Duisburg. Viele sind über hundert Jahre alt: Die Eisenbahn-Brücken in Duisburg sind massiv sanierungsbedürftig. Wie die Deutsche Bahn jetzt plant.
Wenn ein Zug oben fährt, ist es untendrunter ein großes Rumpeln und Rattern, der Rost blättert in dicken Brocken ab. Am Ruhrdeich kurz vor dem Kreuz Kaiserberg lässt sich der Zustand der Eisenbahnbrücken Deutschlands wie in einer Nussschale betrachten:
Drei über hundert Jahre alte Schätzchen tun hier tapfer ihren Dienst, flankiert von zwei neuen, deutlich größeren Stahlbrücken in Fachwerk-Optik. Nach und nach sollen hier weitere Brücken ausgetauscht werden. Dass die Deutsche Bahn Probleme mit ihrem Brückenbestand hat, ist keine neue Nachricht. Sie kommuniziert das auch recht offen auf einer digitalen Brückenkarte, die das Modernisierungsprogramm für ganz Deutschland aufzeigt.

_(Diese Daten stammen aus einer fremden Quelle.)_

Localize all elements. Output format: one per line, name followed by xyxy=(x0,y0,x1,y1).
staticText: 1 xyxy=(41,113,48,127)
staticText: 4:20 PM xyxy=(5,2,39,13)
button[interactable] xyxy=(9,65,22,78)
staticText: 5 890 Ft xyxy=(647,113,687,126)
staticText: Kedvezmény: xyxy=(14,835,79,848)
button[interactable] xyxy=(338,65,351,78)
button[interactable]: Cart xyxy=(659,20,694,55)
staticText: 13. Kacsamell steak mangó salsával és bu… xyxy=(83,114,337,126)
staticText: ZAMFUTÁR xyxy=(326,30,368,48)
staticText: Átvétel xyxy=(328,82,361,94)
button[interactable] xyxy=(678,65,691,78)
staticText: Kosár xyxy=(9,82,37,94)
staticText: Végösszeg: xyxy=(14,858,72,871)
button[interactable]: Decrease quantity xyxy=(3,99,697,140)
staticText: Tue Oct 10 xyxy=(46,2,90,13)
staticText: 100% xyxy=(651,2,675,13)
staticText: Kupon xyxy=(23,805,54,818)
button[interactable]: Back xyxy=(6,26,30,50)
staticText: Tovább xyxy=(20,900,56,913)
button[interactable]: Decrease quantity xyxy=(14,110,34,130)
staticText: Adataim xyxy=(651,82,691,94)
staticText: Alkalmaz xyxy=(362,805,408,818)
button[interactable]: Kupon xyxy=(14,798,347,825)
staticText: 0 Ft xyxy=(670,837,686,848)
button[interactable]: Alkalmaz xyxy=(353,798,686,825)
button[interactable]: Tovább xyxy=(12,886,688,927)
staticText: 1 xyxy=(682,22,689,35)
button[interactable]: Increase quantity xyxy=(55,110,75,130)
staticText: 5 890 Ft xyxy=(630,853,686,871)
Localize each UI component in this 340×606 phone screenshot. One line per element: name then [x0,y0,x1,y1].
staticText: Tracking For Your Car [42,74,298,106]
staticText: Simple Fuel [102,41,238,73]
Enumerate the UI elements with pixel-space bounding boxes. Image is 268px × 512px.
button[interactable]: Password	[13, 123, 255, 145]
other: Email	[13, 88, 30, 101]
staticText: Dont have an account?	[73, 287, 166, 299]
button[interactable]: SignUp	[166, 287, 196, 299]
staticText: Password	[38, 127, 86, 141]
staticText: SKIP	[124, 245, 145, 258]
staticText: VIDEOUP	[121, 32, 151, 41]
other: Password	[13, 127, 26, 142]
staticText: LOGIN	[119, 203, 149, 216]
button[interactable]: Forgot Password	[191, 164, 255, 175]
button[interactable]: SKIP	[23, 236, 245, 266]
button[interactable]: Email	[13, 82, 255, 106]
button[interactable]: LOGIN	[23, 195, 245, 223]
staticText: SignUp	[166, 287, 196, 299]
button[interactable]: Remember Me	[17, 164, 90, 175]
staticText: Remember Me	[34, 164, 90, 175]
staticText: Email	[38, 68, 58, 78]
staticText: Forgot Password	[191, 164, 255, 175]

Deutsche Bahn plant für 35 Brücken in Duisburg Erneuerungsmaßnahmen
Demnach sind für Duisburg aktuell bereits 35 Brücken-Erneuerungsmaßnahmen in der Planung. Für weitere 129 Brücken werden Erneuerungsmaßnahmen geprüft. Da es insgesamt über 190 DB-Brücken in Duisburg gibt, von denen viele über 100 Jahre alt sind, bedeutet das umgerechnet, dass über 18 Prozent der Brücken abbruchreif sind und für 85 Prozent die Weichen gestellt werden müssen zwischen Sanierung und Neubau.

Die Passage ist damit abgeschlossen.